In later years, the Rubber Industry Smallholder Development Authority (RISDA), which collects export cess (levy) for research and replanting, launched a program that provided many crop options to rubber farmers such as oil palm, durian, and then other crops.

THAILAND. For decades, Thailand was dependent on rice, corn, rubber and cassava. Knowing the potentials of rubber, planting was expanded in the northeast. In the 1970s, the country shifted gear to develop a world-class sugar industry second only to Brazil, by applying sound policy and operational practices. In the 1990s, it expanded massively into oil palm in part by converting old rubber areas due to labor shortages. The country also became a global tuna processing center, as well as processed chicken, processed fruit and shrimp exporter.

VIETNAM. When the war ended in 1975, the country’s agriculture was in shambles. There was little to export. How the country became a leading world player in coffee, cashew, pepper and prawn is a story to tell. Never mind rice and dory catfish. They have the huge Mekong River to thank for.

What about us? We are global players only in three: banana, pineapple and coconut. We have to thank the multinationals for the two crops. The crops earn over a billion dollars a year. They are labor-intensive. The companies paid taxes and developed communities.

What about coconut? With over 3.5 million hectares planted, and earning only a total of about $1.5 billion dollars, it has a failing scorecard.

Oil palm can earn over three times more per hectare. Senile trees, bad genetics and lack of intercropping make coconut a host to the largest concentration of rural poor. It is also host to absentee landowners, feudal practices, and rebels or insurgents.
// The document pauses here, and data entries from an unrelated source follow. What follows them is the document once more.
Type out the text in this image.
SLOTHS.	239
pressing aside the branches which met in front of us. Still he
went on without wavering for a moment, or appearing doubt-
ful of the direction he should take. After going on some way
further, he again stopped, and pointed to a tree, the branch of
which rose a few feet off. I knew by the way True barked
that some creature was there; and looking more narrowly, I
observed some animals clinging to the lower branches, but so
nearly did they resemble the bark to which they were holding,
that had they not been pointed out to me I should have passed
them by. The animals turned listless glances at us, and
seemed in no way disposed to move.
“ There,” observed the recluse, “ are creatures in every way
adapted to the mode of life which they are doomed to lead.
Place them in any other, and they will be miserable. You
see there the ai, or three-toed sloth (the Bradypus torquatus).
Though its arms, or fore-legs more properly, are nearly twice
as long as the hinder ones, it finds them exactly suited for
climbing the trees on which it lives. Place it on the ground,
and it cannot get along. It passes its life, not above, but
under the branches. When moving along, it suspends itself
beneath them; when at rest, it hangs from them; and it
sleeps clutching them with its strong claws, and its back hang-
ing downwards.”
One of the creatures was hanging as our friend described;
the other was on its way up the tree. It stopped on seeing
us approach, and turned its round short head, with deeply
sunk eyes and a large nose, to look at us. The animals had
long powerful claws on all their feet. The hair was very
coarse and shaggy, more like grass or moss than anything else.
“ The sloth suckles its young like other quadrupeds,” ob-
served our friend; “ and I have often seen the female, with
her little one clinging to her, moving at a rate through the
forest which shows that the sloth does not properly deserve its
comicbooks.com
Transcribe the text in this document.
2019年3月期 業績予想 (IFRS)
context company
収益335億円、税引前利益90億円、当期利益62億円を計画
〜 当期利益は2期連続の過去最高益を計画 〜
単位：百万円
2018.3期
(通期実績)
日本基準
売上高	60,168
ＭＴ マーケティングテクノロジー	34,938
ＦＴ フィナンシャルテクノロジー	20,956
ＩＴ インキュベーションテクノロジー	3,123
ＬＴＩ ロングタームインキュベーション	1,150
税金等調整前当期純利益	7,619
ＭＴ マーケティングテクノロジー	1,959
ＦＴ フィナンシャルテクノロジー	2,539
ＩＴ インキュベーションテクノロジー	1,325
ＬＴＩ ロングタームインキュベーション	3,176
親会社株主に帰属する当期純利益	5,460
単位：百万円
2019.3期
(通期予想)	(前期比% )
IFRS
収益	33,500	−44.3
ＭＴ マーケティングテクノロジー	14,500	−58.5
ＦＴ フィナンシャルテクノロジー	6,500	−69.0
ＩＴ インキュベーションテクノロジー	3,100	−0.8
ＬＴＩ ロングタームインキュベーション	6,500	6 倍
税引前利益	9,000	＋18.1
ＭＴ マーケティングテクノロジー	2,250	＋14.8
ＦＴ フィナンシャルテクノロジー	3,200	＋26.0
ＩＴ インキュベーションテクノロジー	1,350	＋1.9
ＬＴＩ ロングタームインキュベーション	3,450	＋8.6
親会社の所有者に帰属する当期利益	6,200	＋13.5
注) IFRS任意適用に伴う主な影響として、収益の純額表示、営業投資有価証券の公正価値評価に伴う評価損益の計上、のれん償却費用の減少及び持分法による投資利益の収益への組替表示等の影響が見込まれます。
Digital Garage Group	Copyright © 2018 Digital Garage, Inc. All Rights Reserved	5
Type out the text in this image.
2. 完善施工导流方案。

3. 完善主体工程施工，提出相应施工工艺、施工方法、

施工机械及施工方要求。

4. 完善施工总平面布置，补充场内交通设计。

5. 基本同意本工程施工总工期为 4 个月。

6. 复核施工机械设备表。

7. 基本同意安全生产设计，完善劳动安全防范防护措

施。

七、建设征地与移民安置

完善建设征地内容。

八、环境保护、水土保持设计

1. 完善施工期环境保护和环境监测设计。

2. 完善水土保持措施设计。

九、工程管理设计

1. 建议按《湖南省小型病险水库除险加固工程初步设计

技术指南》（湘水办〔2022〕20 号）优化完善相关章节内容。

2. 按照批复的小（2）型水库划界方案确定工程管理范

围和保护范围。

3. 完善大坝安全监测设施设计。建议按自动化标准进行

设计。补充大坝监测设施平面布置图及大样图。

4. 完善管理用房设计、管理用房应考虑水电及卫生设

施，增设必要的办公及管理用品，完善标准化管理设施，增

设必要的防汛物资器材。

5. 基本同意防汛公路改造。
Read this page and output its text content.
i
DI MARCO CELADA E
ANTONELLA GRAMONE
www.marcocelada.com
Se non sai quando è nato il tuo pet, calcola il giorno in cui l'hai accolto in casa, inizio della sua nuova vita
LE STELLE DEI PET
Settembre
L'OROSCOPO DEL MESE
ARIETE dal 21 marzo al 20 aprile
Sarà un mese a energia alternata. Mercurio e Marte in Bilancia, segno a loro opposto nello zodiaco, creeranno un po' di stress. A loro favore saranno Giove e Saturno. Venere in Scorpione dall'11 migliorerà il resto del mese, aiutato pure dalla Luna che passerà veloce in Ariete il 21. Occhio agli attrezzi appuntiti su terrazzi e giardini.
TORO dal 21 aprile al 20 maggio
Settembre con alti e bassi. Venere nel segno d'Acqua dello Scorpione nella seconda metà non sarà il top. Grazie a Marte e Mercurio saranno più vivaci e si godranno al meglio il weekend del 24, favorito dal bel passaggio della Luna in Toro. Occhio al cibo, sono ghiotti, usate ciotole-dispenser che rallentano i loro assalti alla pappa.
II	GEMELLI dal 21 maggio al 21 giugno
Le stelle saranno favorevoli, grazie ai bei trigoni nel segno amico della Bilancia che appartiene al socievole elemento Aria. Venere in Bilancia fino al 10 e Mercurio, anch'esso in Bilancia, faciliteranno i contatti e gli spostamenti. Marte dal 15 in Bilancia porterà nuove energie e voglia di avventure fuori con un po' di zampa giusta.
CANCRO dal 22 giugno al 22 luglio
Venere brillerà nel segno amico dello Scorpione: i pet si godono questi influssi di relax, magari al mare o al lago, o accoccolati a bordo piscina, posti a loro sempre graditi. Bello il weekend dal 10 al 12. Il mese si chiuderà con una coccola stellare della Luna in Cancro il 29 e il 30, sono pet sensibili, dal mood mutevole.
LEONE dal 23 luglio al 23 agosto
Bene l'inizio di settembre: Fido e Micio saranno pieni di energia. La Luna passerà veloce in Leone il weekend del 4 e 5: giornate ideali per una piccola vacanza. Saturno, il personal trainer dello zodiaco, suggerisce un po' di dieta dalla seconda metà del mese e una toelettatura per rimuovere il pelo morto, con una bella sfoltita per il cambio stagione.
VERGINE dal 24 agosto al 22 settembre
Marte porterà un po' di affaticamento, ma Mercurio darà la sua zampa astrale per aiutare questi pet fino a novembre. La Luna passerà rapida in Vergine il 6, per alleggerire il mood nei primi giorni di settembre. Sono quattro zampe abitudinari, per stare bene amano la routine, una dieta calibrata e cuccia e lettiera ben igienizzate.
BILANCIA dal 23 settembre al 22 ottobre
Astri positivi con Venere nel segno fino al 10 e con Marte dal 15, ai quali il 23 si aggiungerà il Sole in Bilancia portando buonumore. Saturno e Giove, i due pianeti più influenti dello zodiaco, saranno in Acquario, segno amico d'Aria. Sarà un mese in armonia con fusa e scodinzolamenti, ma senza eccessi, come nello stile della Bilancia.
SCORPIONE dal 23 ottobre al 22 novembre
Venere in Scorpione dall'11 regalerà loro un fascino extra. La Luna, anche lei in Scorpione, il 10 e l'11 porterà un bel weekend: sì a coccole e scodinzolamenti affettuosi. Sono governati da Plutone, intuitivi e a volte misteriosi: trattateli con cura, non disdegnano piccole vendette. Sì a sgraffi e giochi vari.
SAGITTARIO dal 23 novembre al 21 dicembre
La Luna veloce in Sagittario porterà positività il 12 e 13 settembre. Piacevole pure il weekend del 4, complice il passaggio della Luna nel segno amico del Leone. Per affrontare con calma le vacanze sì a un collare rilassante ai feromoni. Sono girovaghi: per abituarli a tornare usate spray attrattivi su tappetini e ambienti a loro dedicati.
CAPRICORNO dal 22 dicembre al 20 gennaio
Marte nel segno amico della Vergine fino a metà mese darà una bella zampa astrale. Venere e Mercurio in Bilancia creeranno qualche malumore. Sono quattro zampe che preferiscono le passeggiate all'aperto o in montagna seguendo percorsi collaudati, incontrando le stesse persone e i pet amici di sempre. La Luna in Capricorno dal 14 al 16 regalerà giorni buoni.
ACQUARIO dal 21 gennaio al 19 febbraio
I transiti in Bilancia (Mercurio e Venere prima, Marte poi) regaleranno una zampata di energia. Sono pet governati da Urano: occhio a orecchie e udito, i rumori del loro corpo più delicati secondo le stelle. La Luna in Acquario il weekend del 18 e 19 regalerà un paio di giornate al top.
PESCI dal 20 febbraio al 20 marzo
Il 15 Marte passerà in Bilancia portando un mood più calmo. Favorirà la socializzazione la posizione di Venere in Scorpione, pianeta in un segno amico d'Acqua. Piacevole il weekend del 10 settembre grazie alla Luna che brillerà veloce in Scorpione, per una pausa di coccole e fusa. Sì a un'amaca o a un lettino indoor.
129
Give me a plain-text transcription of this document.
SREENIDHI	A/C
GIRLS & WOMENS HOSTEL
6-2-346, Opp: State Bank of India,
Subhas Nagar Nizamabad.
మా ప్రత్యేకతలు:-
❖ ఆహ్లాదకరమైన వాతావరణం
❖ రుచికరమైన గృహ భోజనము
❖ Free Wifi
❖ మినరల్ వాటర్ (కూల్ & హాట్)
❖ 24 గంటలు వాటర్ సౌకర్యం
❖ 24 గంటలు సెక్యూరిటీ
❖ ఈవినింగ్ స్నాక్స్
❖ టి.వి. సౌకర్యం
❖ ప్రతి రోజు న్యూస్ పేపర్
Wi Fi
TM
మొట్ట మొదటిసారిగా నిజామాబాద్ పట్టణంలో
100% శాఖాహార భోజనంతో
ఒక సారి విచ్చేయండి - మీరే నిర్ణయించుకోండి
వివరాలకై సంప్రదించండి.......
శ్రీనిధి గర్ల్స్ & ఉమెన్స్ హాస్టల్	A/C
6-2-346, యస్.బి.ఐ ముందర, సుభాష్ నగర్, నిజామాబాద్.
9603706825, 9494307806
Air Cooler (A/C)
For long, development thinking in this country has lagged behind. For decades, we chose to ignore the success stories of our neighbors. Is it because there are really few agriculturists or agribusiness men in the halls of Congress? Or we are ruled by the urban elite who have less concern for rural development?

We need to change urgently ingrained mindsets if we want to take the bull by the horn.

What are the development options?

First, a culture that is stuck to coconut alone — the status quo. Some sectors believe that since coconut has many products and is the “tree of life,” it is the end-all and be-all of development. Omitted in the linear thinking is whether the logical outcome is to increase farmers’ income and reduce poverty.

This is where we have been for decades. No wonder farmers’ poverty incidence is stuck at near 40% and far higher among coconut farmers and workers.

The second option is openness to all options as long as they will move many rural poor out of poverty. This option is what our ASEAN neighbors took. It is not surprising that Thai and Indonesian agriculture exports exceed over $40 billion, Malaysia over $35 billion, and Vietnam nearing $20 billon. The Philippines is stuck at around $5 billion.

The future of the coconut farmers lies in the hands of 21st century thinking. If the markets, land and logistics are suitable to high-density hybrid coconuts, so be it. If it is for oil palm or rubber, go for it. If it is cacao, saba banana and coffee intercropping, then execute the farming systems. The farmer’s profit is the acid test.

Imagine a Philippines where there is little or no rural poverty. Twenty million people (four million families) earning a total net income of P400 billion a year. It is hard work. But it is possible. Our Southeast Asian neighbors have succeeded in this.

What will that do to the domestic market and investments? What will that do to the peace? Think about it.

Rolando Dy is chair of the Management Association of the Philippines Agribusiness and Countryside Development Committee, and executive director of the Center for Food and AgriBusiness of the University of Asia & the Pacific.